The door bounced back against the mass of coats hanging from hooks in the tiny hallway. The smell of her grandmother’s version of shepherd’s pie wafted out from the kitchen. Gran’s shepherd’s pie was a little spicier than the English version thanks to the addition of tomato sauce and chopped herbs that she grew in a pot outside the kitchen door.
Her gran’s voice sounded from the kitchen. ‘That you, Marcie?’
Of course it bloody well was. Who else was it likely to be? But she answered yes anyway, and certainly didn’t swear. Most people minded their language in front of Gran. They wouldn’t dare otherwise.
‘Get our Archie from out the back yard, would you, love?’ Babs’s voice, throaty with smoking, wheedled with just the right hint of menace. Marcie gritted her teeth.
Her dad had taken up with Barbara – Babs – only a few months after her mother had gone off. Babs had presented him with three kids – Archie was the eldest, nine years old and a right chip off the old block; Arnold was a year younger.
There was a larger gap between the birth of the boys and that of baby Annie. Tony Brooks had been away for quite a while and had been absent again between Annie’s conception and her birth. He’d only seen her once since she was born when Babs had gone on a prison visit.

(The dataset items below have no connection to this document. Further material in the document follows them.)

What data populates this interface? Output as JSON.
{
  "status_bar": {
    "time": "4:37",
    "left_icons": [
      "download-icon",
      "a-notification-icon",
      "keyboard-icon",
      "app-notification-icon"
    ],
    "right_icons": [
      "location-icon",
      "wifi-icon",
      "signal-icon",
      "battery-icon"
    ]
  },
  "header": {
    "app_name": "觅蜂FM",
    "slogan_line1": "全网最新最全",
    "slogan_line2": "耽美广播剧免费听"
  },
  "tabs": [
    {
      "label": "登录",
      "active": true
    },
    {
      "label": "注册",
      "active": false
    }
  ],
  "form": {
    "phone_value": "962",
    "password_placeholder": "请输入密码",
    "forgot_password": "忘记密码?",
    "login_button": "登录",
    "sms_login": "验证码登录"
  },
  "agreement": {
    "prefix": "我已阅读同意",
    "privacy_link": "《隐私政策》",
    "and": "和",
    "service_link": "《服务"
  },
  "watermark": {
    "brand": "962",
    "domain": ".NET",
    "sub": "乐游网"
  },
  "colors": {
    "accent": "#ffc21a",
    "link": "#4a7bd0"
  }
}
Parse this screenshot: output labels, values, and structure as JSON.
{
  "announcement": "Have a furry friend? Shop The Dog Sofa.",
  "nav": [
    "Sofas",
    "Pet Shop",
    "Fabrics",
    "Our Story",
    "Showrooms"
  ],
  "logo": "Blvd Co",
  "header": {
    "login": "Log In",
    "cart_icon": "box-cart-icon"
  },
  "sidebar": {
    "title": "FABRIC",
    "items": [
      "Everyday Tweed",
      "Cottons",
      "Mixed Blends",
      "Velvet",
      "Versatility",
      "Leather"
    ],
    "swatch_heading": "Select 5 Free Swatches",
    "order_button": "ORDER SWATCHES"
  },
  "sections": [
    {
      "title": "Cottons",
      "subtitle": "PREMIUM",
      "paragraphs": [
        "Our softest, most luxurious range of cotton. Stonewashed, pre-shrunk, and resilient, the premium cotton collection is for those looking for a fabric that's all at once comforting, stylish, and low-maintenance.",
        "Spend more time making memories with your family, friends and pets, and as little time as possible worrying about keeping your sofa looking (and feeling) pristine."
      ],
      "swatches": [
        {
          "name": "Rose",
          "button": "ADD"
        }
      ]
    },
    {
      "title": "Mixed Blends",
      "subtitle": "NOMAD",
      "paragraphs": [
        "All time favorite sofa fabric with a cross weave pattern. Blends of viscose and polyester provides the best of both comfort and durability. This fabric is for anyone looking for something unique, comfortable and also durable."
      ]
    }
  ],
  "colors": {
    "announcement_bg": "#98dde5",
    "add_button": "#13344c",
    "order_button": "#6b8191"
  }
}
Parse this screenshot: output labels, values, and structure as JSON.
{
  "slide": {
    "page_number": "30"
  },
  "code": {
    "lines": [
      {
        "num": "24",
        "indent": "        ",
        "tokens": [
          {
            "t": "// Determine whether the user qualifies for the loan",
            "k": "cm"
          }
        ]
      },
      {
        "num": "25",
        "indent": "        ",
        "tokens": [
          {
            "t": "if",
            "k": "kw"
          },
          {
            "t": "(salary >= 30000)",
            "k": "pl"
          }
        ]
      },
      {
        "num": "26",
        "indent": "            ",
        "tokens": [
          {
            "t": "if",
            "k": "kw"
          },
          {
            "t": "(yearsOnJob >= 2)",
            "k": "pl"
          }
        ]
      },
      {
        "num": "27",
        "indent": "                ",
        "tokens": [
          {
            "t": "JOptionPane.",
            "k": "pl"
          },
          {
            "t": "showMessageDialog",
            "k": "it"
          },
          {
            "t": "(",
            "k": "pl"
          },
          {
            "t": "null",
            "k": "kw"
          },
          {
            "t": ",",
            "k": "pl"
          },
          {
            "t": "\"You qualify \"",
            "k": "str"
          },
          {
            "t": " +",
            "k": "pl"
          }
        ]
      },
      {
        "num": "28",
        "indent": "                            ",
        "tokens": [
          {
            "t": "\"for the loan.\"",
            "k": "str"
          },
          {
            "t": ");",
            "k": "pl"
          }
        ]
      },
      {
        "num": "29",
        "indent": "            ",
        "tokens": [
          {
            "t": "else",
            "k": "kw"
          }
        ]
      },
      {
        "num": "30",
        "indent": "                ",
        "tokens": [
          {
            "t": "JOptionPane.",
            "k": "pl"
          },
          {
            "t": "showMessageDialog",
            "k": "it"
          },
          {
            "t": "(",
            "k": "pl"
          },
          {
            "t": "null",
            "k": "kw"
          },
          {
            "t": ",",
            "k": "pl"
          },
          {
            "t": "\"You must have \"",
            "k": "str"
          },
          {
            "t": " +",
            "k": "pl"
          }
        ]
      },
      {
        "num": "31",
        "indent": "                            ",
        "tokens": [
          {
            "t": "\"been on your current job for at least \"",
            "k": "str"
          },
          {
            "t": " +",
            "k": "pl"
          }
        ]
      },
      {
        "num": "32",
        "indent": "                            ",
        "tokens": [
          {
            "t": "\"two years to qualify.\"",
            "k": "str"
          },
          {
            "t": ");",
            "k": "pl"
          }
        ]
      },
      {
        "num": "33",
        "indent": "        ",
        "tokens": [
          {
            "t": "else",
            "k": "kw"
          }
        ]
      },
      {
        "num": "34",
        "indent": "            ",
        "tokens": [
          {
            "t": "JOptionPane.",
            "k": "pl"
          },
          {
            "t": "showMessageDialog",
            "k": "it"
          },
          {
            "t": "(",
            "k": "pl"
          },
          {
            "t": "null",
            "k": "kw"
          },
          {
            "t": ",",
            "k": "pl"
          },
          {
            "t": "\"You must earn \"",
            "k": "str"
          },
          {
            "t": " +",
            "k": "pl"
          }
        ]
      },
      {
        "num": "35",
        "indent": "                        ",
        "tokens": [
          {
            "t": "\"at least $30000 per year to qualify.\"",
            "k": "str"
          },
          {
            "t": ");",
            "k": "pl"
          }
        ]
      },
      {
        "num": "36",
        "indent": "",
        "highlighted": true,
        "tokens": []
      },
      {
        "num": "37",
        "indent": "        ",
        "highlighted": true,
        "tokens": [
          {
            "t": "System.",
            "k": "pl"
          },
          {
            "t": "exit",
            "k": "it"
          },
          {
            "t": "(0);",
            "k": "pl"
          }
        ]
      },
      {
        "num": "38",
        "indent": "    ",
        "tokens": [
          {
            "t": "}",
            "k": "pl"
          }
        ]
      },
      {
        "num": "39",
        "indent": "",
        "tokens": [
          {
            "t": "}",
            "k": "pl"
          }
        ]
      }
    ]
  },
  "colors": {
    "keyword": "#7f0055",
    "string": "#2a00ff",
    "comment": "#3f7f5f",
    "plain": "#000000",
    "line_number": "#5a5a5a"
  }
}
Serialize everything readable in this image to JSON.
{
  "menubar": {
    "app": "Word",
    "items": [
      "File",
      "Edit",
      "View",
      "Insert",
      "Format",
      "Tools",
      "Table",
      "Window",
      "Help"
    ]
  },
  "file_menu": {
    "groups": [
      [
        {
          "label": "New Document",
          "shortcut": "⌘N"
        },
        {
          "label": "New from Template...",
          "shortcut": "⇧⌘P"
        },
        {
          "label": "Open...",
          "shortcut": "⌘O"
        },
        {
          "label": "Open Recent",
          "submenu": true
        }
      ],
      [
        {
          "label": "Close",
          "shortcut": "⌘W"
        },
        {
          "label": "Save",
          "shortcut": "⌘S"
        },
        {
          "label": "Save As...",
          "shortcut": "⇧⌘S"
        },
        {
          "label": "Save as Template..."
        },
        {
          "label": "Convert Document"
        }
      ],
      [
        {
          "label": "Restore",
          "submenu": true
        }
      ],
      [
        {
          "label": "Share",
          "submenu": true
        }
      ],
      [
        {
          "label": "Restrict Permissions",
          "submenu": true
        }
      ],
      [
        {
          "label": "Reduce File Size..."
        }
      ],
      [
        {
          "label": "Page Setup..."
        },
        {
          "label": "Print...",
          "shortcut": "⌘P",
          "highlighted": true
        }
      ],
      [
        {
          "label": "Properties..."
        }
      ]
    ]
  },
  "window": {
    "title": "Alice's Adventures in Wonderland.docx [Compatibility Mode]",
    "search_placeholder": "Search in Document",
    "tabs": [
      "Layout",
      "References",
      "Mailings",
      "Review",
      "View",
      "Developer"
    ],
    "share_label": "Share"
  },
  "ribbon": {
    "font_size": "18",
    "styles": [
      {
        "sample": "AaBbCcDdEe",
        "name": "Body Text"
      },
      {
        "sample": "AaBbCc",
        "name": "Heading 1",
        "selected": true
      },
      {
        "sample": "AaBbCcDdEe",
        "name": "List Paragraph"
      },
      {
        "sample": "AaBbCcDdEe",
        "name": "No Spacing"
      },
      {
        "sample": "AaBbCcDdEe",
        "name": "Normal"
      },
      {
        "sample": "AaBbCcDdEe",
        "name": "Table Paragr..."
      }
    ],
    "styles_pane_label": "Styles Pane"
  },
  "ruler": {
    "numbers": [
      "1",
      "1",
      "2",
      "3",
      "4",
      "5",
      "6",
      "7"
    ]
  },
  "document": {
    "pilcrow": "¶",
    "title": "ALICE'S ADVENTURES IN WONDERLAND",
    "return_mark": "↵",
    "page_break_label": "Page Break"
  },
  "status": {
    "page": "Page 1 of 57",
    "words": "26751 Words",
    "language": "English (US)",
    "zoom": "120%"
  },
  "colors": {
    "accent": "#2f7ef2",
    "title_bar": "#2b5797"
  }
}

Marcie went out into the kitchen. An old black range squatted like a fat spider in the fireplace. Two armchairs were placed either side of the fireplace and a dark-green dresser ran the length of one wall. The middle of the room was occupied by a scrubbed pine table and six mismatched chairs.
Gran was smothered in richly smelling steam rising from cabbage, carrots and the giant dish of pie she’d just fetched out of the oven. She looked over her shoulder.
‘Wash your hands, Marcie. Your supper’s nearly ready.’
Babs was sitting at the table smoking a cigarette and reading a magazine – True Romance. She had bleached blonde hair lacquered into a French pleat at the back of her head. Two kiss curls, stiff with hair lacquer, appeared glued to her cheeks. Her fringe was a series of equally stiff curls hanging like dead caterpillars on her forehead. She seldom offered to help her mother-in-law with getting any meal ready.